Une réalisation maîtrisée
De façon générale, Manuel Foglia a recours à une mise en scène très dépouillée où les gros plans et la parole des intervenants apparaissent fondamentaux. Même si la démarche du réalisateur n’est guère novatrice, en termes d’esthétique, elle sert brillamment sa narration. Sur un plan concret, Foglia a compris que Michel Chartrand était un acteur né et qu’il savait utiliser à merveille les médias d’information pour mettre en relief ses positions sociopolitiques progressistes. Cela explique que le documentariste a su adroitement agencer une série d’extraits de films ou d’émissions de télévision à travers lesquels son charismatique personnage a réussi à tirer son épingle du jeu. Citant des productions aussi différentes que 24 heures ou plus (1976 [ré 1972]) de Gilles Groulx et les émissions télévisuelles Le temps de vivre et Scully rencontre de Radio-Canada, le cinéaste nous montre jusqu’à quel point Chartrand se révélait éloquent, entraînant lorsqu’il défendait ses opinions sous les feux de la rampe. Le dénominateur commun de ses interventions – ainsi que des luttes politiques dans lesquelles il s’est engagé – demeure la dénonciation des inégalités sociales et la promotion d’une société autrement plus équitable que celle dans laquelle il vivait.

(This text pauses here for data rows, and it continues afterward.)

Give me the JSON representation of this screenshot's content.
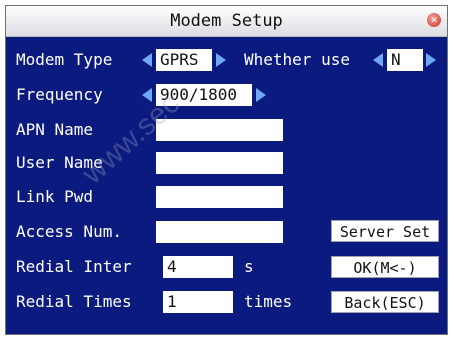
{
  "window": {
    "title": "Modem Setup"
  },
  "icons": {
    "close": "close-icon"
  },
  "fields": {
    "modem_type": {
      "label": "Modem Type",
      "value": "GPRS"
    },
    "whether_use": {
      "label": "Whether use",
      "value": "N"
    },
    "frequency": {
      "label": "Frequency",
      "value": "900/1800"
    },
    "apn_name": {
      "label": "APN Name",
      "value": ""
    },
    "user_name": {
      "label": "User Name",
      "value": ""
    },
    "link_pwd": {
      "label": "Link Pwd",
      "value": ""
    },
    "access_num": {
      "label": "Access Num.",
      "value": ""
    },
    "redial_inter": {
      "label": "Redial Inter",
      "value": "4",
      "unit": "s"
    },
    "redial_times": {
      "label": "Redial Times",
      "value": "1",
      "unit": "times"
    }
  },
  "buttons": {
    "server_set": "Server Set",
    "ok": "OK(M<-)",
    "back": "Back(ESC)"
  },
  "watermark": "www.sec"
}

Un film lacunaire, mais intéressant
Plusieurs observateurs ont formulé des commentaires négatifs par rapport au film de Manuel Foglia. Ainsi, on a reproché au cinéaste d’y avoir minimisé ou ignoré certaines des causes importantes auxquelles Chartrand s’est consacré au cours de sa vie. Selon nous, ce blâme apparaît dépourvu de fondement : effectivement, il aurait été impossible de traiter en profondeur de la somme des combats sociopolitiques emblématiques, dans lesquels s’est engagé Chartrand durant son existence, à travers un documentaire de la durée de celui de Foglia. En revanche, on peut légitimement reprocher au réalisateur d’avoir été incapable de traduire l’ambiguïté fondamentale de Chartrand et de ne nous avoir dévoilé aucun secret significatif concernant une figure plus mystérieuse qu’on pourrait le croire. Malgré cette lacune majeure, Chartrand le malcommode souligne, à travers le temps et non sans habileté, la contribution exceptionnelle d’un contestataire fort regretté. Il s’agit assurément du meilleur des quatre films que Manuel Foglia a réalisés jusqu’à présent – auparavant il avait signé les banals De la citoyenneté au Québec (2000), Paroles et liberté (2008) et Chers électeurs (2008). Toutefois, on ne saurait nier que le film essentiel, qui démystifierait adéquatement la personnalité de Michel Chartrand, cet homme complexe, reste encore à faire...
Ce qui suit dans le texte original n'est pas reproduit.